Il est des livres qui ont à souffrir de leur traduction dans la langue de Molière. Citons notamment Le guide du voyageur galactique de Douglas Adams qui, outre l’histoire ses différents titres français qui constitue une saga à elle toute seule [1], eut à souffrir de la traduction de Jean Bonnefoy (par ailleurs grand traducteur de SF devant l’éternel) qui dans l’impossibilité de traduire certains jeux de mots (ce qui est bien compréhensible) crut bon de rajouter quelques bons mots de son cru assez douteux. De la même façon, on attend pour la fin de l’année chez Lunes d’Encres (Denoël) une nouvelle traduction du mythique Fondation d’Asimov, Gilles Dumay ayant pris conscience de la disparition d’environ 20% du texte original dans la traduction française.

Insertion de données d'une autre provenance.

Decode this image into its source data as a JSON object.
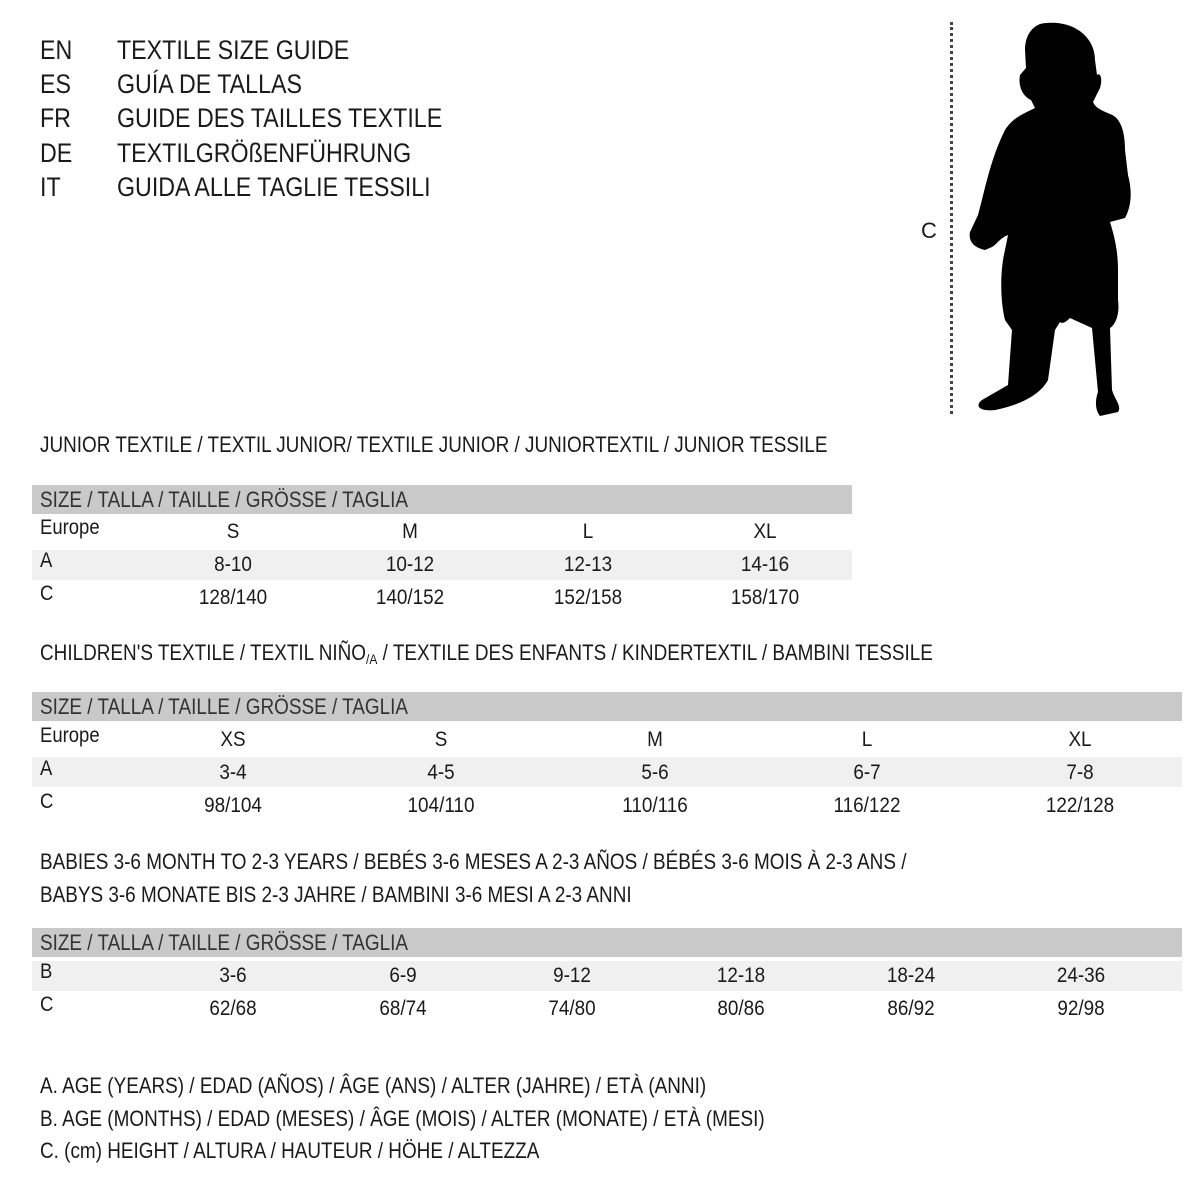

Pour le roman de Neal Stephenson, c’est le titre qui a morflé. Comment Snow Crash a-t-il pu devenir Le Samouraï virtuel ? On y trouve bien un type qui manie des sabres japonais, mais sans qu’il soit jamais question des anciens guerriers traditionnels du Pays du Soleil Levant. On y parle bien de quelque chose qui pourrait s’approcher de la réalité virtuelle, mais l’auteur explique lui-même dans la postface qu’il a volontairement évité ce terme pour en choisir un autre plus proche de sa conception de la chose. On ne peut donc que se sentir navré devant une politique éditoriale aussi éloignée du véritable intérêt du livre. C’est à se demander comment ce livre pourrait bien atteindre le public susceptible de s’y intéresser. Heureusement que mon blog est là pour ça !

« J’ai une autre question à te poser. Raven distribue aussi une drogue dans la Réalité. Elle s’appelle, entre autres, Snow Crash, tu sais ce que c’est ?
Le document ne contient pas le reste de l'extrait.